I’ve heard that there’s a noise in you,
and I know that I’m noisy, too.

Composer John Cage, the sonic sage,
told of the time when silence rang.
Inside an anechoic chamber at Harvard,
as sound-proof a room as had ever been made,
a long, low drone, and another up high,
seemed to disprove the soundproof design.
But, he was told, the sound he heard was
himself.

Low note: blood flow; high note: nervous system.

I’ve heard there’s a noise in you,
and I know that I’m noisy, too.

Out in the woods, by the lake,
far from New York and the noise it makes,
things still aren’t quiet yet, sounds still abound.
They bang in my head and they ring in my ears.
A long, harsh note, and some shrill ones up high,
fill in the silence with noise from inside.
Blood and nerves — and something more.

Please don’t leave me, then I’d be alone.
Please don’t leave me, then I’d be alone.
Please don’t leave me, then I’d be alone.
Please don’t leave me, then I’d be alone.

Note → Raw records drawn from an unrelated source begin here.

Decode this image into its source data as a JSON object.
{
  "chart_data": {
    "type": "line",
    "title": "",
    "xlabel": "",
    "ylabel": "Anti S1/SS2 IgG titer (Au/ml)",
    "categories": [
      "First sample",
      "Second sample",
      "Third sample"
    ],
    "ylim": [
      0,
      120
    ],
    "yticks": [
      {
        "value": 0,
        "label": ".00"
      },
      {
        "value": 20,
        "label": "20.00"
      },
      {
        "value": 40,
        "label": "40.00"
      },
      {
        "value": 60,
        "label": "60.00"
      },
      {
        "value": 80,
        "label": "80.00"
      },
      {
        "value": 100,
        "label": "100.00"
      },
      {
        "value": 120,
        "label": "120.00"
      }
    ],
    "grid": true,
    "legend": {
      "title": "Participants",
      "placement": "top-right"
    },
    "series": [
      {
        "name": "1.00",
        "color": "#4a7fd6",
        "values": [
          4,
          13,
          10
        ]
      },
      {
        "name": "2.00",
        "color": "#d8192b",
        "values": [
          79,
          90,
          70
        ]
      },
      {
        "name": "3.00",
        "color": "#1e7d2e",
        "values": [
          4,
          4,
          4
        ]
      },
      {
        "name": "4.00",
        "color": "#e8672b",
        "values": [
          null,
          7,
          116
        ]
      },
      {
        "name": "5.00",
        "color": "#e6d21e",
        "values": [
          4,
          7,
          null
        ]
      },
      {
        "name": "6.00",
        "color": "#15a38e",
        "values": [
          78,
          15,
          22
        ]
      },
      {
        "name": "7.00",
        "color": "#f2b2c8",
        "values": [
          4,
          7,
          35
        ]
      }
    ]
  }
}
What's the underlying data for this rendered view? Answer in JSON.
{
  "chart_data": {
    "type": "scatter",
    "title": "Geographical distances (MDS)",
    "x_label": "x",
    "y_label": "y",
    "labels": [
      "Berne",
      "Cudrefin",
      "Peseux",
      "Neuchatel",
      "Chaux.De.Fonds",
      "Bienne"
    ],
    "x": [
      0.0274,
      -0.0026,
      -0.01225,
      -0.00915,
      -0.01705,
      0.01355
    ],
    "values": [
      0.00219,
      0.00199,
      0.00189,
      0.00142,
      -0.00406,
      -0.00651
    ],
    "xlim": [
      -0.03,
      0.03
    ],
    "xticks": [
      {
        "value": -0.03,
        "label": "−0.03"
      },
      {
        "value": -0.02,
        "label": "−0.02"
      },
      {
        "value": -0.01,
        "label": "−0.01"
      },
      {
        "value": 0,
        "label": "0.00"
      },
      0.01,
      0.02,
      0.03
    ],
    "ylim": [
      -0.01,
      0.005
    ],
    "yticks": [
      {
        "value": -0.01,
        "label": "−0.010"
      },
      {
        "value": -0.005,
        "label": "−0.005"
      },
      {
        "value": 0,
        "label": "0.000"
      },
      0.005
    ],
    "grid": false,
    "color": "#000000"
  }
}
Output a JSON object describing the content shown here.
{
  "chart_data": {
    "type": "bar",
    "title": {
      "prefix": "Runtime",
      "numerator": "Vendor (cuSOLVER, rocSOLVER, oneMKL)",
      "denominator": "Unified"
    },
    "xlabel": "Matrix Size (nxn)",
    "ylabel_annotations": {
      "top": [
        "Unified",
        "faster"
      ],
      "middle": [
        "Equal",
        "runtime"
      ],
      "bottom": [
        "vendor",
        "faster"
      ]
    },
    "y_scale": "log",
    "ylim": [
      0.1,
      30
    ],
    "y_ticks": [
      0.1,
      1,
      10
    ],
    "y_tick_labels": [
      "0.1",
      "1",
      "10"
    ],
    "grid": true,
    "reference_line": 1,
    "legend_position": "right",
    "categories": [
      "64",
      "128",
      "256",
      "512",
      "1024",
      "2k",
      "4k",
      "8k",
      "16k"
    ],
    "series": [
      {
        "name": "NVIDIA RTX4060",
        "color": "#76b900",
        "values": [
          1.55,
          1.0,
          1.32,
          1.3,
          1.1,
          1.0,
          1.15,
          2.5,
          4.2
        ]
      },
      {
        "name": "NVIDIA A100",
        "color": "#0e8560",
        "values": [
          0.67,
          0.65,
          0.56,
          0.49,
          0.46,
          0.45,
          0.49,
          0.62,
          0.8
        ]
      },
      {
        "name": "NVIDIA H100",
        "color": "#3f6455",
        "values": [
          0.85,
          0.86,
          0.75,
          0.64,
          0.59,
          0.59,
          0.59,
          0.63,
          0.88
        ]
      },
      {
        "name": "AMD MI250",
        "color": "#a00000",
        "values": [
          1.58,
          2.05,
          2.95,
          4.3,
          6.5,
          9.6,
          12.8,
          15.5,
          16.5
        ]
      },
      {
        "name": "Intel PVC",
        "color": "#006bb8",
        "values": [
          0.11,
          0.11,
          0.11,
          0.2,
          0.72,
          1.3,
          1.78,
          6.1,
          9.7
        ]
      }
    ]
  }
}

I’ve heard that there’s a noise in you,
and I know that I’m noisy, too.
I’ve heard that there’s a noise in you,
and I know that I’m noisy, too.


(Incidentally, this is sung in a quasi-neo folk fashion, not "noisy" at all. Synchronistically, I was reading "Silence" this morning when the song came on)

In general, I'm frustrated because I get the sense he's capable of creating some very interesting music but for the time being and, I guess, the foreseeable future, it'll be oddball, once in a while brilliant, pop songs.

Saturday, September 01, 2007

New listening:

Graham Stephenson/Dave Barnes - s/t (no label)
Jin Sangtae/Park Seungjun - 5 Modules IV (Manual)
Ferran Fages - Cançons per a un Lent Retard (Etude)

All three sound quite well on first blush.

Read McEwan's "On Chesil Beach". Interesting, short novel. Sort of taking a serious story about a relationship as it may have been generally described in a contemporary work (1961) but adding levels of honesty that have only become "possible" in years since. Makes for an intriguing disjunctive feel throughout.

Rereading Cage's "Silence". Also Shusaku Endo's collection, "Stained Glass Elegies" where he, as seems to be his wont, writes stories delicately balancing attitude and beliefs of Japanese Christians against "non-believers". Also finishing up "The Island at the Center of the World", by Russell Shorto, a history of Manhattan that seeks to restore the profound Dutch influence on the area (and subsequent republic) at the expense of the dastardly English.